O futuro do cinema brasileiro foi tema de uma audiência pública na Câmara dos Deputados que reuniu parlamentares, lideranças do setor e representantes da sociedade civil na quarta-feira (3), em Brasília. Promovido pela Comissão de Cultura em parceria com a Associação de Profissionais do Audiovisual Negro (Apan), o encontro colocou em pauta a baixa representatividade negra no setor, principalmente de mulheres, e a ampliação de medidas de reparação histórica. Com informações da Agência Brasil.
Os números revelam a dimensão do problema. Em 2016, a Ancine mostrou que apenas 2% dos diretores de filmes lançados comercialmente eram negros. Entre roteiristas, o índice era de 4%. Já em mais de um século de cinema nacional, menos de 1% das produções tiveram protagonismo negro, segundo levantamento do Grupo de Estudos Multidisciplinares da Ação Afirmativa (Gemaa), da Universidade do Estado do Rio de Janeiro (UERJ).
Para Tatiana Carvalho Costa, presidente da Apan, este é um momento decisivo. “As discussões em Brasília ocorrem em um cenário que consideramos um ponto de inflexão: de um lado, há conquistas recentes em políticas públicas e, de outro, o desafio de consolidar a reparação histórica e o fortalecimento de uma indústria que reflita, de fato, a pluralidade e a potência da população negra, maioria no país’’, afirmou à Agência Brasil. Durante a audiência foram destacados avanços recentes, como normas vinculadas à Lei Paulo Gustavo e ao Programa Nacional de Apoio ao Audiovisual Brasileiro, que estabelecem ações afirmativas em nível federal. Mas, segundo a Apan, a execução dessas medidas ainda enfrenta entraves nos estados e municípios, com casos de fraudes em editais e até episódios de violência contra profissionais negros.
A pesquisadora Natália Carneiro, do Geledés/ Instituto da Mulher Negra, também participou da audiência e lembrou que o cinema sempre funcionou como “máquina de fabricar imaginários”, mas historicamente excluiu pessoas negras de papéis centrais. Segundo levantamento inédito, em 2022, homens brancos receberam cerca de 30 vezes mais recursos públicos do que mulheres negras.
Dos 142 longas-metragens lançados até 2019, apenas um havia sido dirigido individualmente por uma mulher negra — Amor Maldito (1984), de Adélia Sampaio —, segundo dados do Gemaa. O segundo só veio décadas depois, com Um Dia Com Jerusa (2020), de Viviane Ferreira.
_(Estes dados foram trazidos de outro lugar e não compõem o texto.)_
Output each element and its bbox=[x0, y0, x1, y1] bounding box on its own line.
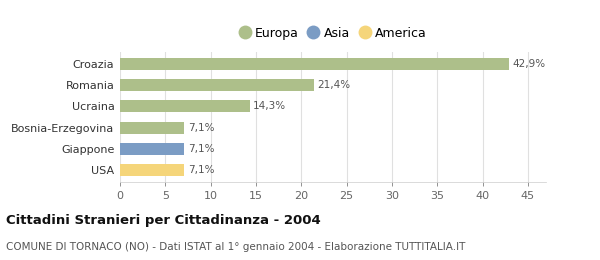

Presente na audiência, Viviane apresentou o estudo “Empresas audiovisuais vocacionadas para reparação histórica” e reforçou que não basta produzir filmes isolados, mas que há a necessidade de estruturar companhias lideradas por profissionais negros no setor. “Não adianta só fazer filmes, tem que aprender a captar recursos. Então, sem fortalecimento de nossas empresas, não estamos em um lugar de tranquilidade fazendo filmes “, afirmou.
Entre as propostas debatidas, a Apan também reforçou a importância de ampliar o apoio às Empresas Audiovisuais Vocacionadas para a Reparação Histórica — companhias lideradas majoritariamente por pessoas negras e indígenas — como caminho estratégico para transformar o mercado e garantir maior pluralidade.